Ia memotong pembicaraanku dengan ramah.
Kini, aku yang diam dan dilanjutkanlah perkataanya.
“Aku pun begitu, kau yang pertama untuk
semua itu. Tapi aku tetap tidak bisa, kita harus berpisah, kini kau harus
belajar membuangku, sama seperti aku belajar membuangmu”
Ungkapan yang tidak pernah terlintas
dalam benakku, namun kini dia katakan dengan lembut walau terasa tetap
menyakitkan.
Tapi, masih saja aku coba tetap merayu.
Percakapan kami berlanjut lagi sekarang. Dan semakin memanas.
“Aku selalu yakin atas semua, juga
yakin akan dirimu yang akan bersamaku hingga nanti aku mampu dan cukup untuk
merangkulmu lebih erat lagi, dalam keresmian. Masih jauh memang, tapi aku yakin
dengan itu semua, kau cinta partamaku dan aku yakin kau yang terakhir bagiku”
“Itu yang kau
lupakan”
Kali ini dia
menjawab dengan nada yang sedikit tinggi.

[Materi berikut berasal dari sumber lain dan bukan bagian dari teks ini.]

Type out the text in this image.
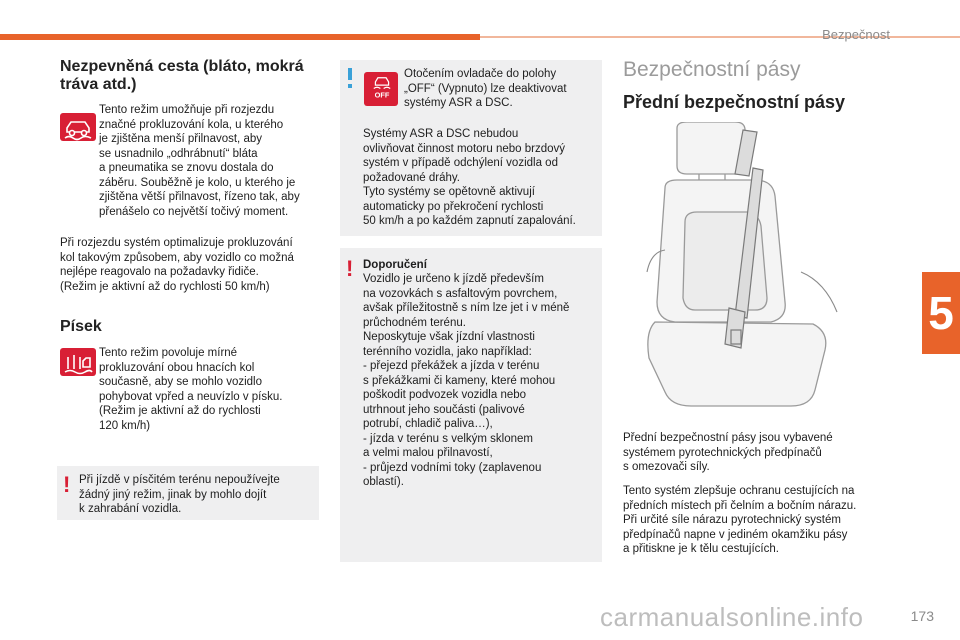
Bezpečnost
5
Nezpevněná cesta (bláto, mokrá tráva atd.)
Tento režim umožňuje při rozjezdu
značné prokluzování kola, u kterého
je zjištěna menší přilnavost, aby
se usnadnilo „odhrábnutí“ bláta
a pneumatika se znovu dostala do
záběru. Souběžně je kolo, u kterého je
zjištěna větší přilnavost, řízeno tak, aby
přenášelo co největší točivý moment.
Při rozjezdu systém optimalizuje prokluzování
kol takovým způsobem, aby vozidlo co možná
nejlépe reagovalo na požadavky řidiče.
(Režim je aktivní až do rychlosti 50 km/h)
Písek
Tento režim povoluje mírné
prokluzování obou hnacích kol
současně, aby se mohlo vozidlo
pohybovat vpřed a neuvízlo v písku.
(Režim je aktivní až do rychlosti
120 km/h)
! Při jízdě v písčitém terénu nepoužívejte
žádný jiný režim, jinak by mohlo dojít
k zahrabání vozidla.
OFF
Otočením ovladače do polohy
„OFF“ (Vypnuto) lze deaktivovat
systémy ASR a DSC.
Systémy ASR a DSC nebudou
ovlivňovat činnost motoru nebo brzdový
systém v případě odchýlení vozidla od
požadované dráhy.
Tyto systémy se opětovně aktivují
automaticky po překročení rychlosti
50 km/h a po každém zapnutí zapalování.
! Doporučení
Vozidlo je určeno k jízdě především
na vozovkách s asfaltovým povrchem,
avšak příležitostně s ním lze jet i v méně
průchodném terénu.
Neposkytuje však jízdní vlastnosti
terénního vozidla, jako například:
- přejezd překážek a jízda v terénu
s překážkami či kameny, které mohou
poškodit podvozek vozidla nebo
utrhnout jeho součásti (palivové
potrubí, chladič paliva…),
- jízda v terénu s velkým sklonem
a velmi malou přilnavostí,
- průjezd vodními toky (zaplavenou
oblastí).
Bezpečnostní pásy
Přední bezpečnostní pásy
Přední bezpečnostní pásy jsou vybavené
systémem pyrotechnických předpínačů
s omezovači síly.
Tento systém zlepšuje ochranu cestujících na
předních místech při čelním a bočním nárazu.
Při určité síle nárazu pyrotechnický systém
předpínačů napne v jediném okamžiku pásy
a přitiskne je k tělu cestujících.
carmanualsonline.info	173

“Kau selalu menganggap itu yakin, tapi
tidak denganku, semua bagiku mungkin”
“Jadi semua ini palsu?”
Aku memotong kata-katanya dengan juga
bernada tinggi
“Tidak. Karna aku berusaha untuk jujur
pada ini semua.”
Jawabnya dengan
mesra. Lalu aku
menundukan kepala dan berkata
“Jadi, apa kau
tidak pernah mencintaiku?”
“Mungkin. Jadi lupakan aku”
Kata itu, kata yang aku benci ternyata
selama ini ada dibenaknya dan tak pernah aku mengetahuinya karna yang aku tahu
dan yang aku mau adalah pasti.
Seketika itu juga ia pergi. Pergi
meninggalkan aku, meninggalkan segala kekagumanku tentangnya. Pergi tanpa pernah
menoleh kebelakang, kini ia benar-benar ingin menghapus segalanya. Kini aku
akan belajar membencimu.
“Sepahit itukah masa lalumu, sehingga
sampai kini kau masih membencinya?”
Sahabatku bertanya sambil menepuk
pundakku, berusaha untuk menyemangatiku yang mulai lelah bercerita panjang
tentang kekaguman yang aku benci itu.
Aku bercerita panjang lebar dengan
temanku karena sampai saat ini ingatan tentang Permata masih ada di benak ini.
Aku berharap dengan aku curahkan isi
hati ini, setidaknya sedikit kesedihan akan luka yang memanganga dulu terobati.
Lalu, aku menjawab perkataanya itu dengan tegas, menjawab perkataan temanku
yang sedari tadi asik mendengar ceritaku ini.
“Yah benar, aku membencinya, lebih
tepatnya aku membenci kata itu, kata yang tak mau aku dengar, dan tak akan
pernah aku ucapkan.”
“Lantas, bukankah kau sudah punya penggantinya
kan kini? Wanita yang begitu mengagumimu dalam semua. Ia juga wanita
sempurna yang selalu jadi rebutan para pria, kau beruntung teman, sangat
beruntung. Dia tidak kalah dari masa lalumu itu
yang entah kini mengingatmu lagi atau tidak ketika bertemu di persimpangan
jalan.”
Dia melontarkan
pendapatnya dengan berani dan yakin kali ini
“Yah benar aku sudah punya penggantinya kini”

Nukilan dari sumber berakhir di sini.